Miladi Milad, Raden Martin, Will Sebastian, Backofen Rolf
Bioinformatics Group, Department of Computer Science, University of Freiburg, Georges-Köhler-Allee 106, Freiburg, Germany.
Theoretical Biochemistry Group (TBI), Institute for Theoretical Chemistry, University of Vienna, Währingerstrasse 17, Vienna, Austria.
Algorithms Mol Biol. 2020 Nov 13;15(1):19. doi: 10.1186/s13015-020-00179-w.
Simultaneous alignment and folding (SA&F) of RNAs is the indispensable gold standard for inferring the structure of non-coding RNAs and their general analysis. The original algorithm, proposed by Sankoff, solves the theoretical problem exactly with a complexity of [Formula: see text] in the full energy model.

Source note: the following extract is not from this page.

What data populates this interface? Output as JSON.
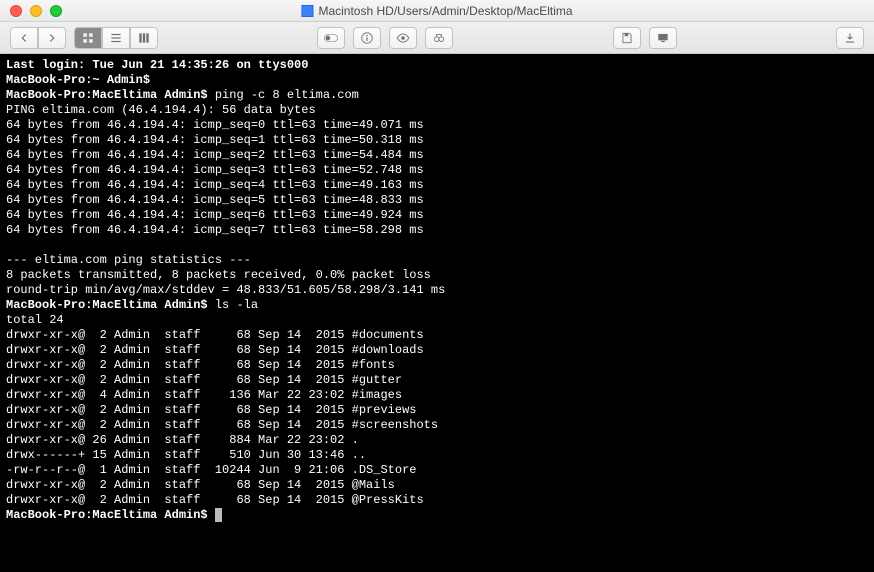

Over the last two decades, several variants and improvements of the Sankoff algorithm have been proposed to reduce its extreme complexity by proposing simplified energy models or imposing restrictions on the predicted alignments.
Here, we introduce a novel variant of Sankoff's algorithm that reconciles the simplifications of PMcomp, namely moving from the full energy model to a simpler base pair-based model, with the accuracy of the loop-based full energy model. Instead of estimating pseudo-energies from unconditional base pair probabilities, our model calculates energies from conditional base pair probabilities that allow to accurately capture structure probabilities, which obey a conditional dependency. This model gives rise to the fast and highly accurate novel algorithm Pankov (Probabilistic Sankoff-like simultaneous alignment and folding of RNAs inspired by Markov chains).
Pankov benefits from the speed-up of excluding unreliable base-pairing without compromising the loop-based free energy model of the Sankoff's algorithm. We show that Pankov outperforms its predecessors LocARNA and SPARSE in folding quality and is faster than LocARNA.
RNA的同时比对与折叠(SA&F)是推断非编码RNA结构及其一般分析不可或缺的黄金标准。由桑科夫提出的原始算法,在全能量模型中以[公式:见正文]的复杂度精确解决了理论问题。在过去二十年中,人们提出了桑科夫算法的几种变体和改进方法,通过提出简化的能量模型或对预测比对施加限制来降低其极高的复杂度。
在此,我们介绍了一种桑科夫算法的新型变体,它将PMcomp的简化方法(即从全能量模型转变为更简单的基于碱基对的模型)与基于环的全能量模型的准确性相结合。我们的模型并非根据无条件碱基对概率估计伪能量,而是从条件碱基对概率计算能量,这使得能够准确捕捉遵循条件依赖性的结构概率。该模型催生了快速且高度准确的新型算法Pankov(受马尔可夫链启发的类似概率桑科夫的RNA同时比对与折叠算法)。
Pankov受益于排除不可靠碱基配对带来的加速,同时又不影响桑科夫算法基于环的自由能模型。我们表明,Pankov在折叠质量上优于其前身LocARNA和SPARSE,并且比LocARNA更快。